42 years ago, back before Paganistan was even called Paganistan, a few of us got together just before the Vernal Equinox to dye up a few dozen eggs using only natural dyestocks.

We've done the same every year since and, 42 years on, we're still doing it. Since the demise of the Wiccan Church of Minnesota's May Lottery—remind me to to tell you that story some time—it's the oldest ongoing tradition observed in the local pagan community.

1980. I had blown into town the previous year, ostensibly for post-graduate study at the U, but in actuality looking for my People. Knight, Tanith, Volkhvy and I had decided to try putting together a coven. When Ostara rolled around, we got together to dye up a batch of eggs using the natural dyestocks that I'd been reading about in Venetia Newall's magisterial An Egg at Easter. It seemed an appropriately witchy way to welcome in Spring.

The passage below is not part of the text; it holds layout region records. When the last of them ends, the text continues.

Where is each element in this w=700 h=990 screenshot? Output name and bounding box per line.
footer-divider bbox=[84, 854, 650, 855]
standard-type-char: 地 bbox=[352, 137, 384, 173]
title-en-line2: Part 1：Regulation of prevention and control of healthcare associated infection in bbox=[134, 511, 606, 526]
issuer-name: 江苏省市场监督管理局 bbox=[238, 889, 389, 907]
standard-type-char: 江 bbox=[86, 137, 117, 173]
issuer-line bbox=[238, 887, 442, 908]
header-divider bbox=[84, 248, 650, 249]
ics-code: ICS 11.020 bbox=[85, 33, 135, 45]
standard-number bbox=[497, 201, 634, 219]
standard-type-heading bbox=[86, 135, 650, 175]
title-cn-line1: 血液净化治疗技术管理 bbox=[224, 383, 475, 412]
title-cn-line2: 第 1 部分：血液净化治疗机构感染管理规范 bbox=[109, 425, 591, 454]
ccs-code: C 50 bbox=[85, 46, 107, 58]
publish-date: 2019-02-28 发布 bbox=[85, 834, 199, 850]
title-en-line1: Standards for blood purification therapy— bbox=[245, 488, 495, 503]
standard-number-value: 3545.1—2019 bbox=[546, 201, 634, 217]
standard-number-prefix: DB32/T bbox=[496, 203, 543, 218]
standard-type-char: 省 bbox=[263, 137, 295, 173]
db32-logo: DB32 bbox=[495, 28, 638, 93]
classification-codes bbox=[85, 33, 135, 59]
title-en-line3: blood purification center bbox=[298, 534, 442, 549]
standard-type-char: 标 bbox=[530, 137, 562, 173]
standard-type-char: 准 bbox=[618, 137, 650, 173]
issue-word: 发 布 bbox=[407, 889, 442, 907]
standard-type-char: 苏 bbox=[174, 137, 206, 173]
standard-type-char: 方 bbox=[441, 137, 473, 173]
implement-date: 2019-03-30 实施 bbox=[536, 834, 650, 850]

That first year, we used just two dyestocks, onionskins and tumeric. (Depending on how you do it, these produce a range of colors from pale yellow to deep Minoan red.) Natural egg-dyes are mostly heat-applied: you throw the dye-stocks into the pot as the eggs are boiling. The results were breathtaking, infinitely more beautiful than the insipid food-color pastels of my youth: rich, gutsy Earth-Mother colors, tribal colors, pagan colors.

(As it turns out, my great grandmother used some of the same dyestocks for her eggs that we do for ours, but I didn't find this out until later. Now there's a pagan parable for you: knowledge lost, knowledge regained.)

So today's the day, Egg-Dye Sunday, one of my favorite days of the year. (Usually it's the Sunday before Ostara, but next weekend some of us will be out at Paganicon 2022 instead. Pagans haven't survived all these years without being flexible.)

The house fills up with people, the tables fill up with food. (It wouldn't be a pagan holiday without a potluck.) The windows steam up; the volume of a house-full of pagans all talking at once is ear-splitting. By the time we've finished, we'll have dyed up scores of dozens of eggs, the kitchen floor, and the snow in the backyard. It's our annual act of collective alchemy, transmuting Winter lead into Summer gold.

Pagans are a young community, and to date, we haven't been very good at building successful institutions. Still, all things considered, 42 years of the All-Natural Pre-Ostara Egg-Dye strikes me as an accomplishment to be proud of.